Before President Trump’s coronavirus contraction knocked virtually everything from the news, alarm over Trump’s refusal to denounce white supremacist militants such as the gun-toting extremist “Proud Boys” was sounding all across the ideological spectrum.
Left-leaning anti-Trumpers were hardly surprised; this particular non-denunciation was one more in a long string reaching back to the 2016 campaign. More newsworthy was the sharply elevated hand-wringing of Trump sycophants, notably deep-South Senate leaders Mitch McConnell and Lindsey Graham. According to New York Times reporting, McConnell found it “unacceptable not to condemn white supremacists,” while Graham called on the president to “make it clear Proud Boys is a racist organization antithetical to American ideals.”
Has enlightenment suddenly struck these hardcore conservatives, knocked them off their ass like Paul on the road to Damascus? Have they finally concluded that Trump has gone too far in his tolerance for, if not pandering to, the wacko right wing of our disintegrating politics?
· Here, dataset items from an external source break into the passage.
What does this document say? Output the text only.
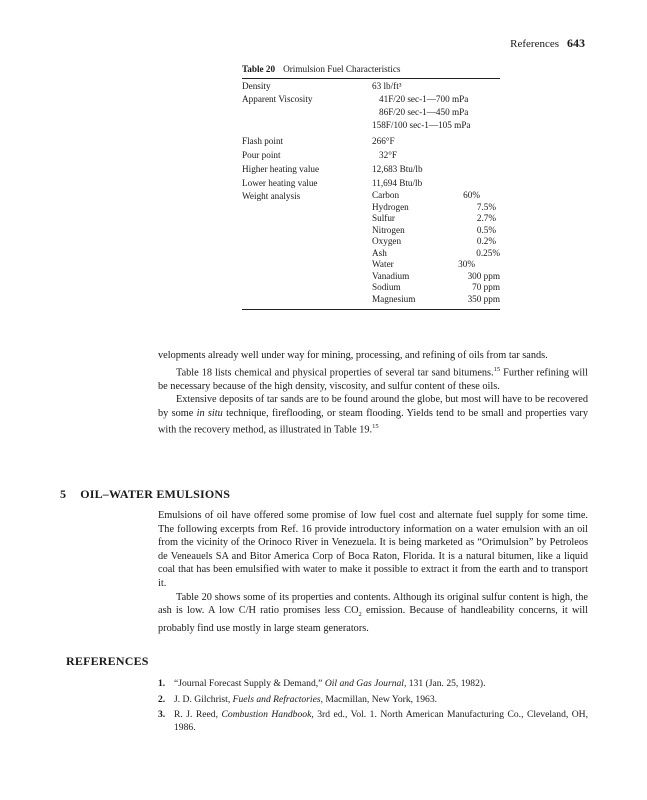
References 643
Table 20 Orimulsion Fuel Characteristics
Density	63 lb/ft³
Apparent Viscosity	41F/20 sec-1—700 mPa
86F/20 sec-1—450 mPa
158F/100 sec-1—105 mPa
Flash point	266°F
Pour point	32°F
Higher heating value	12,683 Btu/lb
Lower heating value	11,694 Btu/lb
Weight analysis	Carbon	60%
Hydrogen	7.5%
Sulfur	2.7%
Nitrogen	0.5%
Oxygen	0.2%
Ash	0.25%
Water	30%
Vanadium	300 ppm
Sodium	70 ppm
Magnesium	350 ppm

velopments already well under way for mining, processing, and refining of oils from tar sands.

Table 18 lists chemical and physical properties of several tar sand bitumens.$^{15}$ Further refining will be necessary because of the high density, viscosity, and sulfur content of these oils.

Extensive deposits of tar sands are to be found around the globe, but most will have to be recovered by some in situ technique, fireflooding, or steam flooding. Yields tend to be small and properties vary with the recovery method, as illustrated in Table 19.15

5 OIL–WATER EMULSIONS

Emulsions of oil have offered some promise of low fuel cost and alternate fuel supply for some time. The following excerpts from Ref. 16 provide introductory information on a water emulsion with an oil from the vicinity of the Orinoco River in Venezuela. It is being marketed as “Orimulsion” by Petroleos de Veneauels SA and Bitor America Corp of Boca Raton, Florida. It is a natural bitumen, like a liquid coal that has been emulsified with water to make it possible to extract it from the earth and to transport it.

Table 20 shows some of its properties and contents. Although its original sulfur content is high, the ash is low. A low C/H ratio promises less $CO_2$ emission. Because of handleability concerns, it will probably find use mostly in large steam generators.

REFERENCES
1. “Journal Forecast Supply & Demand,” Oil and Gas Journal, 131 (Jan. 25, 1982).
2. J. D. Gilchrist, Fuels and Refractories, Macmillan, New York, 1963.
3. R. J. Reed, Combustion Handbook, 3rd ed., Vol. 1. North American Manufacturing Co., Cleveland, OH, 1986.
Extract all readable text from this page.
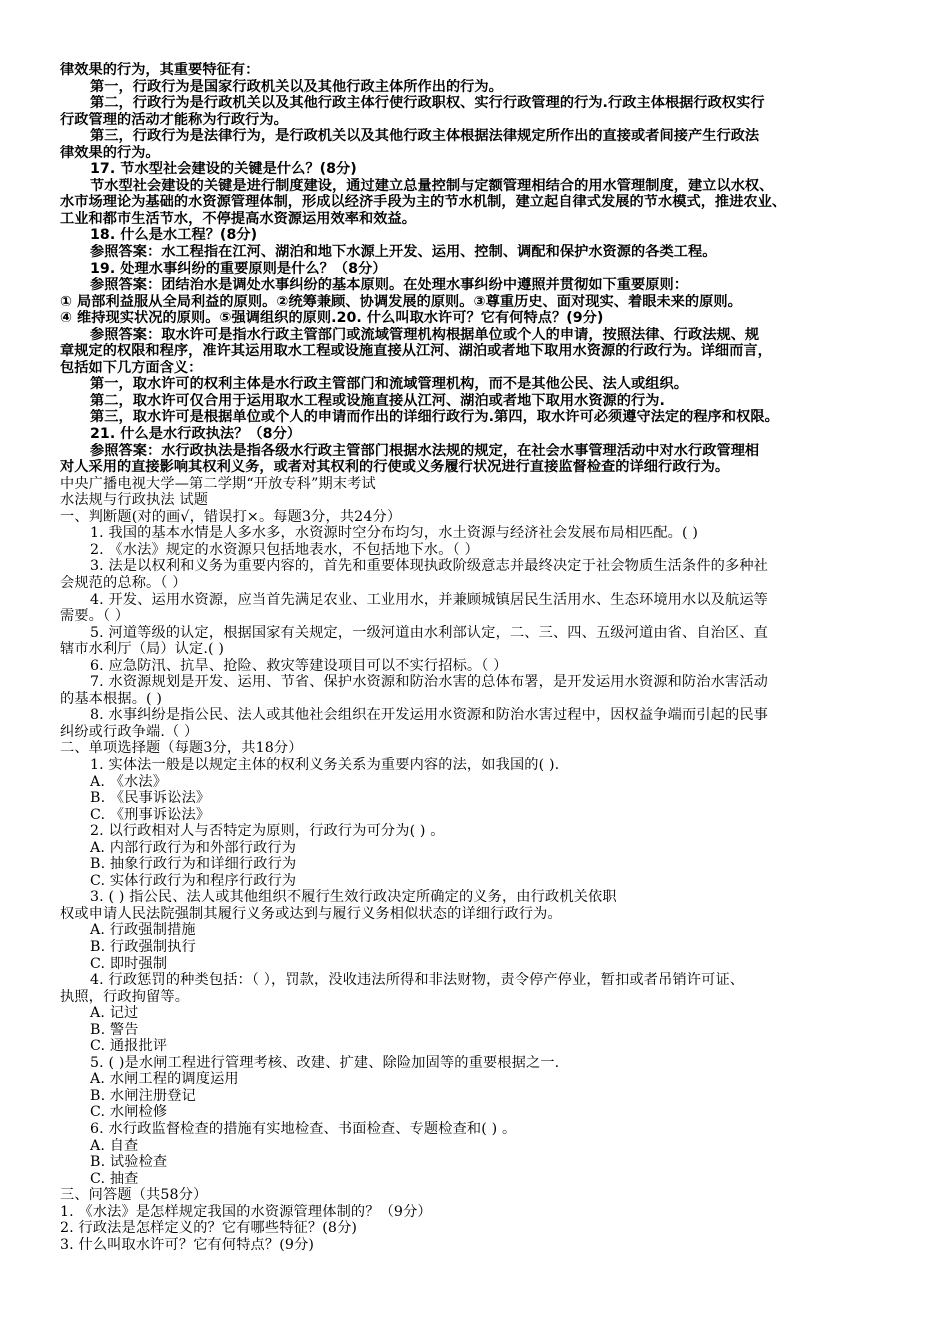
律效果的行为，其重要特征有：

第一，行政行为是国家行政机关以及其他行政主体所作出的行为。

第二，行政行为是行政机关以及其他行政主体行使行政职权、实行行政管理的行为.行政主体根据行政权实行

行政管理的活动才能称为行政行为。

第三，行政行为是法律行为，是行政机关以及其他行政主体根据法律规定所作出的直接或者间接产生行政法

律效果的行为。

17. 节水型社会建设的关键是什么？(8分)

节水型社会建设的关键是进行制度建设，通过建立总量控制与定额管理相结合的用水管理制度，建立以水权、

水市场理论为基础的水资源管理体制，形成以经济手段为主的节水机制，建立起自律式发展的节水模式，推进农业、

工业和都市生活节水，不停提高水资源运用效率和效益。

18. 什么是水工程？(8分)

参照答案：水工程指在江河、湖泊和地下水源上开发、运用、控制、调配和保护水资源的各类工程。

19. 处理水事纠纷的重要原则是什么？（8分）

参照答案：团结治水是调处水事纠纷的基本原则。在处理水事纠纷中遵照并贯彻如下重要原则：

① 局部利益服从全局利益的原则。②统筹兼顾、协调发展的原则。③尊重历史、面对现实、着眼未来的原则。

④ 维持现实状况的原则。⑤强调组织的原则.20. 什么叫取水许可？它有何特点？(9分)

参照答案：取水许可是指水行政主管部门或流域管理机构根据单位或个人的申请，按照法律、行政法规、规

章规定的权限和程序，准许其运用取水工程或设施直接从江河、湖泊或者地下取用水资源的行政行为。详细而言，

包括如下几方面含义：

第一，取水许可的权利主体是水行政主管部门和流域管理机构，而不是其他公民、法人或组织。

第二，取水许可仅合用于运用取水工程或设施直接从江河、湖泊或者地下取用水资源的行为.

第三，取水许可是根据单位或个人的申请而作出的详细行政行为.第四，取水许可必须遵守法定的程序和权限。

21. 什么是水行政执法？（8分）

参照答案：水行政执法是指各级水行政主管部门根据水法规的规定，在社会水事管理活动中对水行政管理相

对人采用的直接影响其权利义务，或者对其权利的行使或义务履行状况进行直接监督检查的详细行政行为。

中央广播电视大学—第二学期“开放专科”期末考试

水法规与行政执法 试题

一、判断题(对的画√，错误打×。每题3分，共24分）

1. 我国的基本水情是人多水多，水资源时空分布均匀，水土资源与经济社会发展布局相匹配。( )

2. 《水法》规定的水资源只包括地表水，不包括地下水。（ ）

3. 法是以权利和义务为重要内容的，首先和重要体现执政阶级意志并最终决定于社会物质生活条件的多种社

会规范的总称。（ ）

4. 开发、运用水资源，应当首先满足农业、工业用水，并兼顾城镇居民生活用水、生态环境用水以及航运等

需要。（ ）

5. 河道等级的认定，根据国家有关规定，一级河道由水利部认定，二、三、四、五级河道由省、自治区、直

辖市水利厅（局）认定.( )

6. 应急防汛、抗旱、抢险、救灾等建设项目可以不实行招标。（ ）

7. 水资源规划是开发、运用、节省、保护水资源和防治水害的总体布署，是开发运用水资源和防治水害活动

的基本根据。( )

8. 水事纠纷是指公民、法人或其他社会组织在开发运用水资源和防治水害过程中，因权益争端而引起的民事

纠纷或行政争端.（ ）

二、单项选择题（每题3分，共18分）

1. 实体法一般是以规定主体的权利义务关系为重要内容的法，如我国的( ).

A. 《水法》

B. 《民事诉讼法》

C. 《刑事诉讼法》

2. 以行政相对人与否特定为原则，行政行为可分为( ) 。

A. 内部行政行为和外部行政行为

B. 抽象行政行为和详细行政行为

C. 实体行政行为和程序行政行为

3. ( ) 指公民、法人或其他组织不履行生效行政决定所确定的义务，由行政机关依职

权或申请人民法院强制其履行义务或达到与履行义务相似状态的详细行政行为。

A. 行政强制措施

B. 行政强制执行

C. 即时强制

4. 行政惩罚的种类包括：（ ），罚款，没收违法所得和非法财物，责令停产停业，暂扣或者吊销许可证、

执照，行政拘留等。

A. 记过

B. 警告

C. 通报批评

5. ( )是水闸工程进行管理考核、改建、扩建、除险加固等的重要根据之一.

A. 水闸工程的调度运用

B. 水闸注册登记

C. 水闸检修

6. 水行政监督检查的措施有实地检查、书面检查、专题检查和( ) 。

A. 自查

B. 试验检查

C. 抽查

三、问答题（共58分）

1. 《水法》是怎样规定我国的水资源管理体制的？（9分）

2. 行政法是怎样定义的？它有哪些特征？(8分)

3. 什么叫取水许可？它有何特点？(9分)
Doubtful, unfortunately. But if not this, then what? What are they really worried about?
I suspect that the distress with Trump really comes down to this: He’s not sufficiently adept in the essential political craft of saying one thing and doing something else altogether. McConnell and Graham, both scions of the South (Kentucky and South Carolina, respectively) and well-schooled in race, gender, and class “New South” doublespeak, know how to play this game, and want to Trump to learn to play it too. Racism has no place (no place whatsoever!) in the sacred company of “American ideals,” but racist systems and structures can (must!) be allowed to persist, however pernicious the outcomes they produce. In other words, Donald, denounce the Proud Boys (the more passionately, the better; emotion makes for better sound bytes, you know), but wink-and-nod at their plans to show up on November 3, in camo fatigues and guns at their sides, outside polling places in heavily black and brown voting districts.
The perverse irony is that Trump, certainly the most successfully prolific liar the nation has ever produced, is far more honest than his more sophisticated Congressional enablers. That’s how sick our political culture has become. And this disease has nothing to do with the coronavirus.